Dog atmet tief durch. Zehn Uhr. Er muß sich entweder umziehen oder den Kater mit Alkohol bekämpfen, besser natürlich den Kater bekämpfen. Seine Oma kommt aus dem Nebenzimmer. Seine Oma, er liebt sie natürlich und so, läuft mit ihrem Veteranenausweis durch die Gegend, man kann sogar sagen, daß er stolz auf sie ist, natürlich nicht komplett, aber bis zu einem gewissen Grad, erzählt, daß sie im Panzer gebrannt hat, ich kann mir die Alte schwer im Panzerhelm vorstellen, aber nichts ist unmöglich. »Was ist, Vitalik?« - sagt sie. »Arbeit, Oma, - sagt Dog. - Arbeit.« »Was denn für Arbeit, - lamentiert die Alte. - Gestern hat es den ganzen Tag angerufen, wo, fragen sie, ist diese schwule Socke.
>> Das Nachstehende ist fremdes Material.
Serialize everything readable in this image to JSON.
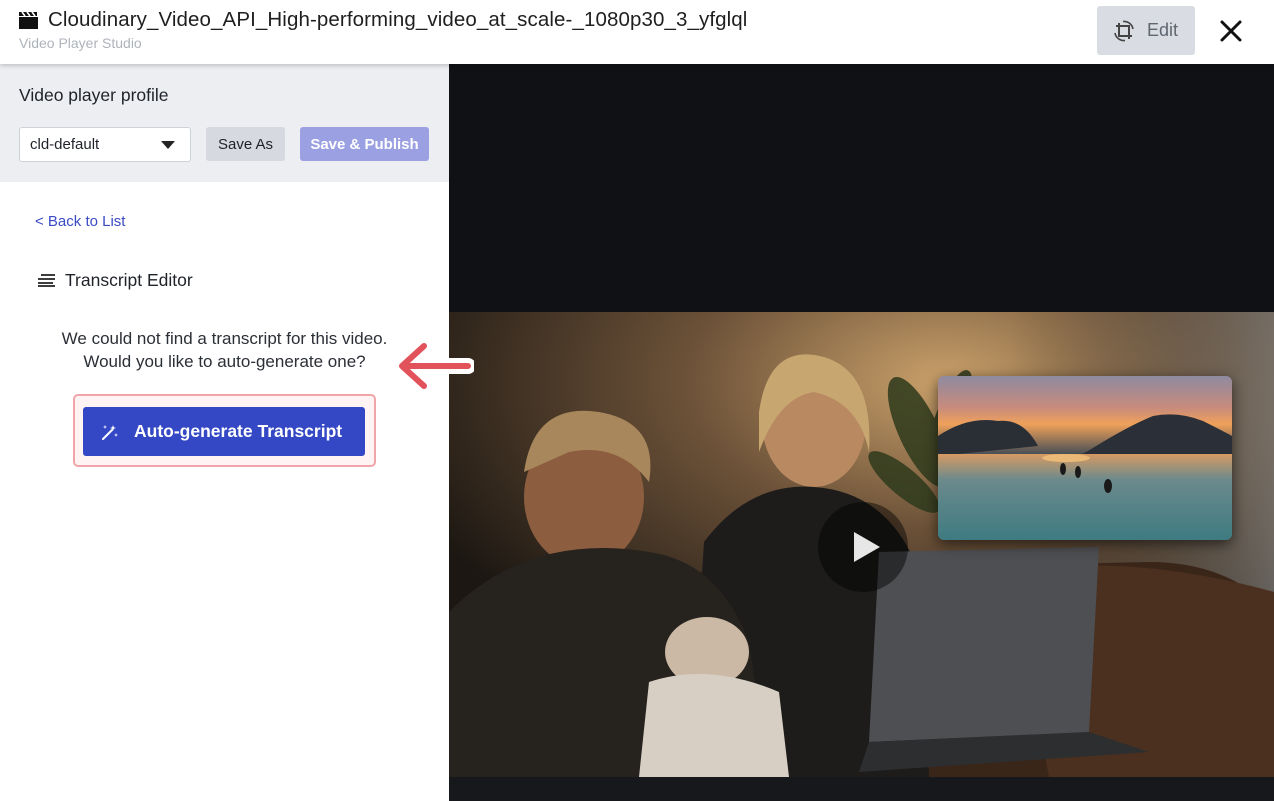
{
  "header": {
    "title": "Cloudinary_Video_API_High-performing_video_at_scale-_1080p30_3_yfglql",
    "subtitle": "Video Player Studio",
    "edit_label": "Edit",
    "clapper_icon": "clapperboard-icon",
    "edit_icon": "crop-rotate-icon",
    "close_icon": "close-icon"
  },
  "profile": {
    "label": "Video player profile",
    "selected_value": "cld-default",
    "save_as_label": "Save As",
    "save_publish_label": "Save & Publish"
  },
  "transcript": {
    "back_label": "< Back to List",
    "heading": "Transcript Editor",
    "message_line1": "We could not find a transcript for this video.",
    "message_line2": "Would you like to auto-generate one?",
    "autogen_label": "Auto-generate Transcript",
    "heading_icon": "text-lines-icon",
    "autogen_icon": "magic-wand-icon"
  },
  "video": {
    "play_icon": "play-icon",
    "pip_description_icon": "video-thumbnail"
  },
  "colors": {
    "accent": "#3448c5",
    "accent_disabled": "#9ba0e2",
    "highlight_border": "#f0a5a8",
    "arrow": "#e2525a",
    "link": "#3a4bc4"
  }
}
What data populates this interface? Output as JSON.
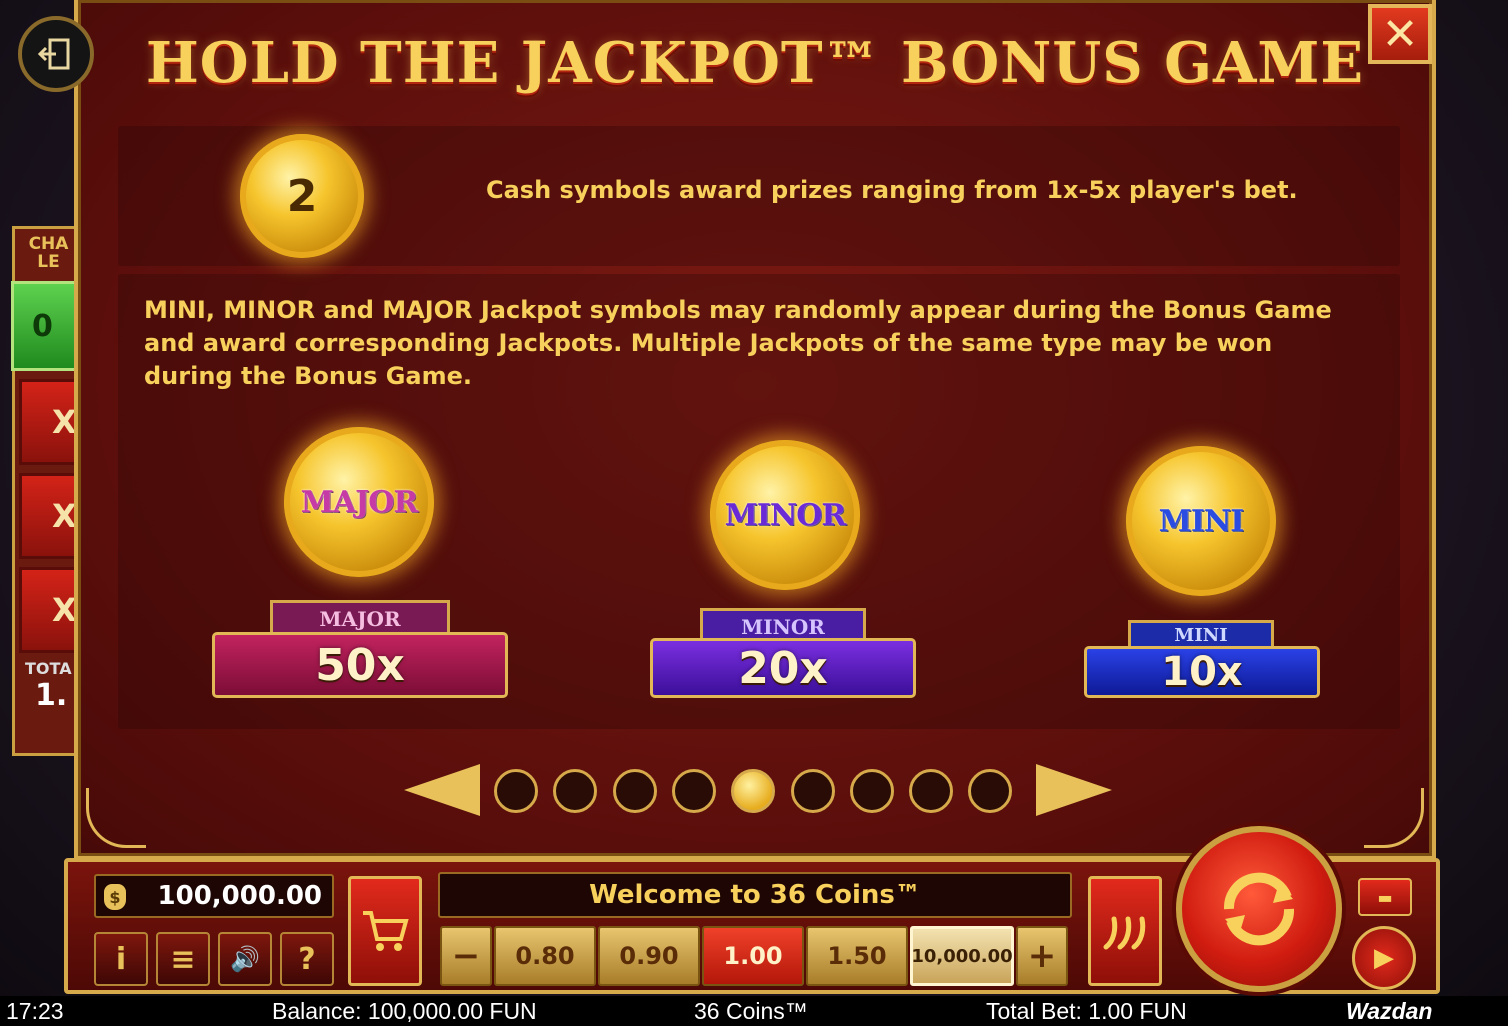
{
  "modal": {
    "title": "HOLD THE JACKPOT™ BONUS GAME",
    "close_label": "✕",
    "cash_coin_value": "2",
    "cash_text": "Cash symbols award prizes ranging from 1x-5x player's bet.",
    "jackpot_text": "MINI, MINOR and MAJOR Jackpot symbols may randomly appear during the Bonus Game and award corresponding Jackpots. Multiple Jackpots of the same type may be won during the Bonus Game.",
    "jackpots": [
      {
        "coin_label": "MAJOR",
        "tag": "MAJOR",
        "value": "50x",
        "color": "#c2235f"
      },
      {
        "coin_label": "MINOR",
        "tag": "MINOR",
        "value": "20x",
        "color": "#7b2fe0"
      },
      {
        "coin_label": "MINI",
        "tag": "MINI",
        "value": "10x",
        "color": "#2a41e6"
      }
    ],
    "pager": {
      "total_pages": 9,
      "current_page": 5
    }
  },
  "side_panel": {
    "label": "CHA LE",
    "green_value": "0",
    "multipliers": [
      "X",
      "X",
      "X'"
    ],
    "total_label": "TOTA",
    "total_value": "1."
  },
  "controls": {
    "balance": "100,000.00",
    "welcome": "Welcome to 36 Coins™",
    "bets": [
      "0.80",
      "0.90",
      "1.00",
      "1.50"
    ],
    "selected_bet": "1.00",
    "max_bet": "10,000.00",
    "minus_label": "−",
    "plus_label": "+",
    "info_icon": "i",
    "menu_icon": "≡",
    "sound_icon": "🔊",
    "help_icon": "?"
  },
  "status_bar": {
    "time": "17:23",
    "balance": "Balance: 100,000.00 FUN",
    "game_name": "36 Coins™",
    "total_bet": "Total Bet: 1.00 FUN",
    "brand": "Wazdan"
  },
  "colors": {
    "gold": "#f8d15c",
    "modal_red": "#7d1a13",
    "major": "#c2235f",
    "minor": "#7b2fe0",
    "mini": "#2a41e6"
  }
}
Ja woher soll ich das denn wissen?«
17.22
Wowa und Wolodja springen aus dem Waggon und sammeln Dog auf. Lebst du noch? - fragen sie, Dog ist ganz weiß, es wird nicht besser, oben ziehen sie ihn in den Lebensmittelladen auf der Plechanow-Straße und kaufen zwei Flaschen Wodka, keine Angst, sagen sie zu...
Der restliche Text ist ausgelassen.